Unipol: Cimbri attacca la lotta di lavoratrici e lavoratori, ma sono loro a produrre la ricchezza del gruppo, altro che privilegi

Roma,

In questi giorni Carlo Cimbri, presidente dell’Unipol, infastidito dalla lotta delle lavoratrici e dei lavoratori del gruppo che, a ragione, si battono oltre che per i diritti e il salario anche per il mantenimento dello smart working, ha bollato questa mobilitazione come la difesa di un privilegio. Nel farlo, però, lo stesso Cimbri ha dimenticato di raccontare di aver ricevuto nel 2023 la bellezza di 5 milioni e 200mila euro di compenso per il suo incarico, pari a 120 stipendi annui di un lavoratore di fascia medio alta.
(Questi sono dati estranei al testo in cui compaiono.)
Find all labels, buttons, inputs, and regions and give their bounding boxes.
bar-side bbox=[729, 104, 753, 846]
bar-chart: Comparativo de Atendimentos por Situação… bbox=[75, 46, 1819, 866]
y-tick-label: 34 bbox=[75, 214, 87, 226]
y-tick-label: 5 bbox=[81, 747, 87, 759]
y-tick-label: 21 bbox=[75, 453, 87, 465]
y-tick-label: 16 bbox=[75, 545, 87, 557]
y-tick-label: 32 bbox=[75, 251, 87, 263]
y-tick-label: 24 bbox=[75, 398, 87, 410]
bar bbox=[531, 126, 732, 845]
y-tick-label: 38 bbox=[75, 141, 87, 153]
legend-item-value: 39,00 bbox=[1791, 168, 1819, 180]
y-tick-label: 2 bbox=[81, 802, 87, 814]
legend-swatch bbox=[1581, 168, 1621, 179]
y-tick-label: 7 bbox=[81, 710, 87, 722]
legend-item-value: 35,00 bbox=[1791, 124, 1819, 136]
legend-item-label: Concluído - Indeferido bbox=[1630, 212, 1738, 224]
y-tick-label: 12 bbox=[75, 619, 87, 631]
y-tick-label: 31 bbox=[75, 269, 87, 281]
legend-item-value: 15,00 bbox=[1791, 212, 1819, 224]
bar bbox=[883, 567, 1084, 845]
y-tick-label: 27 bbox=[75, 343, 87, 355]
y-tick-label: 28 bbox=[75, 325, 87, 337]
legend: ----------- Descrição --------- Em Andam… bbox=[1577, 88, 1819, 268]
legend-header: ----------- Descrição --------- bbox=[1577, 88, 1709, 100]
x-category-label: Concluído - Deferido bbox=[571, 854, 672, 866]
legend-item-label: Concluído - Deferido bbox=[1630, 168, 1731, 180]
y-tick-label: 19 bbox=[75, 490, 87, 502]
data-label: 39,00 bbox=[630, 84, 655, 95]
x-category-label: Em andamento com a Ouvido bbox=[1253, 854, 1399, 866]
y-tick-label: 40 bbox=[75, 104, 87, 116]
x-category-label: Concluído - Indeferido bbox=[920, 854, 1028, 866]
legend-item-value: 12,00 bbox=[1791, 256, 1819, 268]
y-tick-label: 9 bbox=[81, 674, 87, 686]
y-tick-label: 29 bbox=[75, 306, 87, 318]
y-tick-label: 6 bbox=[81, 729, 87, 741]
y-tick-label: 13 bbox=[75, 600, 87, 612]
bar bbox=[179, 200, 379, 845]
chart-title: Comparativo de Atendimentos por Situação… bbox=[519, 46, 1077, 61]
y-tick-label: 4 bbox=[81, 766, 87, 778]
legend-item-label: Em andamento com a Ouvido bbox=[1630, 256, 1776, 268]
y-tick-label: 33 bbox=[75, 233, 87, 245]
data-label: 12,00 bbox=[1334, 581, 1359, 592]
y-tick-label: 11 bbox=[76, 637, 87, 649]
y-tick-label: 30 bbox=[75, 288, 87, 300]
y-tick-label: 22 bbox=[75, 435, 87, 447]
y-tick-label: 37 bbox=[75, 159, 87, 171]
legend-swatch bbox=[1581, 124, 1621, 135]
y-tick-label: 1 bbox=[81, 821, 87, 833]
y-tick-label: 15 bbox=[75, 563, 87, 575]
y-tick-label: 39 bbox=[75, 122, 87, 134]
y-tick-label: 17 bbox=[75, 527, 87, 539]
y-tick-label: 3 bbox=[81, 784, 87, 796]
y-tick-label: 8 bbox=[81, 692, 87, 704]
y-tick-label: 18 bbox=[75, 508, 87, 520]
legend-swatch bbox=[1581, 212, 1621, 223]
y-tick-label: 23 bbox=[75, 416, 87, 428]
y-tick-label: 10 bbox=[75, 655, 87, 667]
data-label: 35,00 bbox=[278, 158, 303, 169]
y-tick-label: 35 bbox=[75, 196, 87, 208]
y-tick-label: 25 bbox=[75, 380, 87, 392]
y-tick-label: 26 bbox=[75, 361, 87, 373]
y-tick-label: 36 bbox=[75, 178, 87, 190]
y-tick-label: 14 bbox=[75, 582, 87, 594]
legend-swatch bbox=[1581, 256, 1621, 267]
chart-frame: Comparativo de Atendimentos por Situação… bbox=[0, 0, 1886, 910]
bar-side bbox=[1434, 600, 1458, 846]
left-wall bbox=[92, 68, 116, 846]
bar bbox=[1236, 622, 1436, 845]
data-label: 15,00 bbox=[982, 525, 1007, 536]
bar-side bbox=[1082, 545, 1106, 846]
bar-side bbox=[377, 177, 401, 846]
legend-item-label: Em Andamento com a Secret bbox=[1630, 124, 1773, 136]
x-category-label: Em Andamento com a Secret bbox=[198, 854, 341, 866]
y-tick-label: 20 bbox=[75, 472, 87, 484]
Non ci sono ragioni per un simile compenso, neanche fosse un novello Re Mida: la ricchezza prodotta viene dai lavoratori dalle diverse aziende del gruppo, lavoratori che hanno permesso di realizzare quest’anno un utile di 1,12 miliardi di euro nel 2024, che solo in minima parte sono andati a sostenere le loro retribuzioni.

Uno striscione esposto dalle lavoratrici e dai lavoratori in sciopero a Bologna lo scorso 28 marzo recitava "la vostra ricchezza è il nostro lavoro”, per ricordare a Cimbri che i suoi guadagni milionari li deve allo sforzo dei dipendenti che si sono visti eliminare dal contratto aziendale il salario fisso, con la complicità delle organizzazioni sindacali che hanno firmato quegli accordi, e che sono stati sottoposti a pesanti processi di esternalizzazione negli ultimi anni.

La verità è che lo smart working viene utilizzato dall’Unipol solo quando conviene all’azienda per ridurre i costi, ma quando a chiederlo sono i lavoratori diventa un privilegio. In tema di privilegi, però, Cimbri farebbe meglio a tacere.